Il existe aussi d’autres modèles de prédiction du rapport rédox. Par exemple, le modèle d’Ottonello et al. [2001] basé sur le concept acide-base est intéressant pour prédire le rapport rédox des silicates vitreux et fondus. Ce modèle a pour point de départ celui de Toop et Samis [1962] (d’après Ottonello et al. [2001]) décrivant les réactions de spéciation de l’oxygène dont les constantes d’équilibre sont déterminées par des données de basicité optique et le caractère amphotérique de Fe2O3. Les activités des oxydes de fer sont alors obtenues par le modèle de Temkin [1945] (d’après Ottonello et al. [2001]) tenant compte des rôles de formateur et modificateur de réseau du fer et des autres cations avec, entre autres, comme paramètres, l’électronégativité et le caractère ionique de la liaison. Un des avantages majeur ce modèle thermodynamique est la bonne précision du rapport rédox prédit, similaire au modèle de Kilinc et al. [1983] avec cependant l’utilisation de moitié moins de paramètres ajustables.

c) Les méthodes expérimentales

Les techniques expérimentales qui permettent de caractériser l’état redox d’un verre peuvent être utilisées sur le verre directement ou sur le silicate fondu. Nous présenterons ici succinctement les différentes techniques connues à ce jour.

c1) Analyse sur le verre

Le rapport redox du fer peut être déterminé directement par spectroscopie UV, par spectroscopie Mössbauer ou encore par analyse chimique par voie humide. Ces deux dernières méthodes sont décrites dans la partie expérimentale de ce rapport. Ces techniques supposent que les concentrations de différentes espèces n’évoluent lors de la trempe, ou lors de la mise en solution pour analyse. Il est important de noter ici que l’état redox d’un liquide silicaté contenant plusieurs éléments multivalents peut être modifié lors de la trempe. Si le verre contient plusieurs couples rédox, des échanges électroniques peuvent en théorie se produire entre les couples rédox lors du refroidissement. Par exemple, Berry et al. [2003a], ont montré que pour un basalte naturel contenant du chrome et du fer, la réaction suivante se produit lors de la trempe :

Cr2+ + Fe3+ => Cr3+ + Fe2+ (1.20)

c2) Analyse in-situ

Récemment, en utilisant la spectroscopie d’absorption des rayons X XANES, Berry et al. [2003a, 2003b] et Magnien et al. [2004, 2006, 2008] ont montré qu’il était possible de déterminer in-situ le rapport redox d’un silicate porté à haute température et de suivre les cinétiques d’oxydoréduction dans le temps en fonction de la température [Magnien et al 2006, 2008]. L’utilité de la spectroscopie Raman pour déterminer le rapport rédox du fer a aussi été démontré par Magnien et al. [2006, 2008] pour des silicates d’alcalins et alcalino-terreux, Di Muro et al. [2009] pour des compositions rhyolitiques et basaltiques.

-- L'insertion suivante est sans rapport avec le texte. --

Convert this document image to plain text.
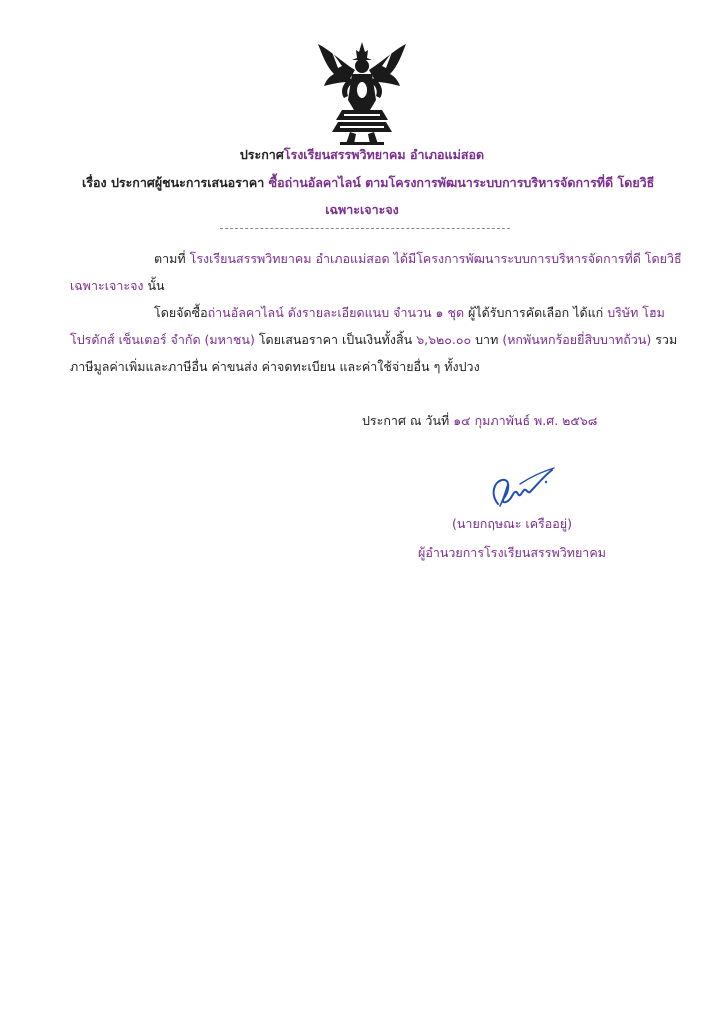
ประกาศโรงเรียนสรรพวิทยาคม อำเภอแม่สอด
เรื่อง ประกาศผู้ชนะการเสนอราคา ซื้อถ่านอัลคาไลน์ ตามโครงการพัฒนาระบบการบริหารจัดการที่ดี โดยวิธี
เฉพาะเจาะจง
ตามที่ โรงเรียนสรรพวิทยาคม อำเภอแม่สอด ได้มีโครงการพัฒนาระบบการบริหารจัดการที่ดี โดยวิธี
เฉพาะเจาะจง นั้น
โดยจัดซื้อถ่านอัลคาไลน์ ดังรายละเอียดแนบ จำนวน ๑ ชุด ผู้ได้รับการคัดเลือก ได้แก่ บริษัท โฮม
โปรดักส์ เซ็นเตอร์ จำกัด (มหาชน) โดยเสนอราคา เป็นเงินทั้งสิ้น ๖,๖๒๐.๐๐ บาท (หกพันหกร้อยยี่สิบบาทถ้วน) รวม
ภาษีมูลค่าเพิ่มและภาษีอื่น ค่าขนส่ง ค่าจดทะเบียน และค่าใช้จ่ายอื่น ๆ ทั้งปวง
ประกาศ ณ วันที่ ๑๔ กุมภาพันธ์ พ.ศ. ๒๕๖๘
(นายกฤษณะ เครืออยู่)
ผู้อำนวยการโรงเรียนสรรพวิทยาคม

Les techniques électrochimiques [Pascova et Rüssel, 1996; Claußen et al., 1999; Wiedenroth et Rüssel, 2002; 2003] peuvent aussi être utilisées dans l’étude des silicates fondus car ces milieux sont conducteurs ioniques. Leur application permet de réaliser des mesures

in-situ et de s’affranchir des incertitudes liées à l’état de trempe pour les liquides contenant

plusieurs éléments multivalents. Ces techniques permettent de caractériser l’état redox du verre fondu et les propriétés redox des cations au sein du silicate fondu. Deux techniques sont principalement utilisées :

- À condition de connaître la relation Fe3+/ΣFe=f(fO2), la potentiométrie permet de mesurer la pression partielle en oxygène du bain de verre. La connaissance de cette grandeur caractérise l’état redox du bain de verre.

- La voltamétrie permet la mesure du potentiel d’oxydoréduction du ou des couples redox présents au sein du liquide.

Le rapport redox d’un couple multivalent peut être évalué par le couplage de ces deux techniques. Ces techniques ont permis d’aboutir à une classification des couples redox [Di Nardo 2003; Pinet et Di Nardo, 2000].